Natural Language Processing: Text Data Vectorization

Features in machine learning is basically numerical attributes from which anyone can perform some mathematical operation such as matrix factorisation, dot product etc. But there are various scenario when dataset does not contain numerical attribute for example- sentimental analysis of Twitter/Facebook user , Amazon customer review , IMDB/Netflix movie recommendation . In all the above cases dataset contain numerical value, string value, character value, categorical value, connection (one user connected to another user). Conversion of these types of feature into numerical feature is called featurization

In this chapter I will discuss how to convert string features into numerical features. Let us consider following review

Figure 1 and Figure 2 represent different user review for a product. We can use these types of reviews in a dataset and predict the sentiment of user. But these features are in the form of string so first we need to convert these string features into numerical features. To convert string data into numerical data one can use following methods

· Bag of words


· Word2Vec

Text Preprocessing

Raw data contain numerical value, punctuation,special character etc as shown in Figure 1 and Figure 2 . These value can hamper the performance of model so before applying any text featurization first we need to convert raw data into meaningful data which is also called as text preprocessing . This can be done by following ways:

1 -Remove Noisy Data

In regular sentences Noisy data can be defined as text file header,footer, HTML,XML,markup data.As these type of data are not meaningful and does not provide any information so it is mandatory to remove these type of noisy data. In python HTML,XML can be removed by BeautifulSoup library while markup,header can be removed by using regular expression

2- Tokenization

In tokenization we convert group of sentence into token . It is also called text segmentation or lexical analysis. It is basically splitting data into small chunk of words. For example- We have sentence — “Ross 128 is earth like planet.Can we survive in that planet?”. After tokenization this sentence will become -[‘Ross’, ‘128’, ‘is’, ‘earth’, ‘like’, ‘planet’, ‘.’, ‘Can’, ‘we’, ‘survive’, ‘in’, ‘that’, ‘planet’, ‘?’]. Tokenization in python can be done by python’s NLTK library’s word_tokenize() function

3- Normalization

Before going to normalization first closely observe output of tokenization. Will tokenization output can be considered as final output? Can we extract more meanigful information from tokenize data ?

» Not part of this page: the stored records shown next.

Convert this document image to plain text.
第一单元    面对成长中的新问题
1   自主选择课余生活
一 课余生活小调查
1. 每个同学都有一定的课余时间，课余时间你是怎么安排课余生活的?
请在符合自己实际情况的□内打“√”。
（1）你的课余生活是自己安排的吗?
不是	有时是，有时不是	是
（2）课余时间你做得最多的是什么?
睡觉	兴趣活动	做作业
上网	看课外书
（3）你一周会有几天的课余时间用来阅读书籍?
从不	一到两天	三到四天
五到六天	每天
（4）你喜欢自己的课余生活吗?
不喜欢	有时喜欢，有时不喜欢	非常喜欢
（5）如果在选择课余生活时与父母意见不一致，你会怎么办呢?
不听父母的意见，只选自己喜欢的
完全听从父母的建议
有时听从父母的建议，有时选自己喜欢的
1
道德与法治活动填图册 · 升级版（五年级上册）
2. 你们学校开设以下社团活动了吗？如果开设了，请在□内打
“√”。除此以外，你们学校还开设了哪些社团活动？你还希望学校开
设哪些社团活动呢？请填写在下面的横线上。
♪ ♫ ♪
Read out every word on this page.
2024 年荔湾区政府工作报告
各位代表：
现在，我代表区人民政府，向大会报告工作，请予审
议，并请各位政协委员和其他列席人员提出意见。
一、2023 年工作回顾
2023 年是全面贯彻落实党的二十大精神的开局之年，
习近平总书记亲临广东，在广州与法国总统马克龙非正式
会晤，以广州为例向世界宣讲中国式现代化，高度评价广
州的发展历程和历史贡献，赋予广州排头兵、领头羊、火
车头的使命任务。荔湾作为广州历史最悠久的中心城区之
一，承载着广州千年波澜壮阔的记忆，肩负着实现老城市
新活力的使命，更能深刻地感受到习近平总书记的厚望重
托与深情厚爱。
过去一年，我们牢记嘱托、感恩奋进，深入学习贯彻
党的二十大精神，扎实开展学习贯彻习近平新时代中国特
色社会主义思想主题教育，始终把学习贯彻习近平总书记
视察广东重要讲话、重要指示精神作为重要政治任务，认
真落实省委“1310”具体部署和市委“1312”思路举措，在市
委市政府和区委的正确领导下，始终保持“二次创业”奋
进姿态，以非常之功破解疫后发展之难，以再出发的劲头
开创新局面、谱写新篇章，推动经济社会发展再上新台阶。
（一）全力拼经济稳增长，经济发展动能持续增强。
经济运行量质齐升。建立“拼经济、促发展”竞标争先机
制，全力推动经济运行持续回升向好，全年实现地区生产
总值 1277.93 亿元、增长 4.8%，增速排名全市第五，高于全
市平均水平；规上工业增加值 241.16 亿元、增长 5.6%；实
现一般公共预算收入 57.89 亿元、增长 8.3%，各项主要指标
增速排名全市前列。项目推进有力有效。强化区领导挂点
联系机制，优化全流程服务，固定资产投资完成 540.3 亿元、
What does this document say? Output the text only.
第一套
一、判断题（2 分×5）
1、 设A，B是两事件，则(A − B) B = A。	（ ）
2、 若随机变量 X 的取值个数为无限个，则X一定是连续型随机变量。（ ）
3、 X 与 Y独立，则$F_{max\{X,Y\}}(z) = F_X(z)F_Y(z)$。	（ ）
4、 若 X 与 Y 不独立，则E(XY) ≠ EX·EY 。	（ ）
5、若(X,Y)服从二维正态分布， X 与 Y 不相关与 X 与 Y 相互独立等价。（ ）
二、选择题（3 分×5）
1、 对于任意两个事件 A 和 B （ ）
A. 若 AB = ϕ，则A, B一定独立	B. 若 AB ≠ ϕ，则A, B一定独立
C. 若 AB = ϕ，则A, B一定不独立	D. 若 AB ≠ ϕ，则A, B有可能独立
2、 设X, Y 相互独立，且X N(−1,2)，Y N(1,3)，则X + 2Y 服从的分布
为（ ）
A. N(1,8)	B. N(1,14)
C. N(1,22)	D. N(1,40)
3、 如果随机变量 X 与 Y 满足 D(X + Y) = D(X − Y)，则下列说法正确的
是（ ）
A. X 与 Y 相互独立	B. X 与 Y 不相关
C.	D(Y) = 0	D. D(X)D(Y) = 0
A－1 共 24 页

In tokenaization we came across various words such as punctuation,stop words(is,in,that,can etc),upper case words and lower case words.After tokenization we are not focused on text level but on word level. So by doing stemming,lemmatization we can convert tokenize word to more meaningful words . For example — [‘‘ross’, ‘128’, ‘earth’, ‘like’, ‘planet’ , ‘survive’, ‘planet’]. As we can see that all the punctuation and stop word is removed which makes data more meaningful

Bag of Words

It is basic model used in natural language processing. Why it is called bag of words because any order of the words in the document is discarded it only tells us weather word is present in the document or not , Let us understand Bag of word with following example

“There used to be Stone Age”

“There used to be Bronze Age”

“There used to be Iron Age”

“There was Age of Revolution”

“Now it is Digital Age”

Here each sentence is separate document if we make list of the word such that one word should be occur only once than our list looks like as follow:


So how a word can be converted to vector can be understood by simple word count example where we count occurrence of word in a document w.r.t list. For example- vector conversion of sentence “There used to be Stone Age” can be represented as :

“There” = 1

”was”= 0

”to”= 1

”be” =1

”used” = 1

”Stone”= 1

”Bronze” =0

“Iron” =0

”Revolution”= 0

”Digital”= 0






So here we basically convert word into vector . By following same approach other vector value are as follow:

“There used to be bronze age” = [1,0,1,1,1,0,1,0,0,0,1,0,0,0,0]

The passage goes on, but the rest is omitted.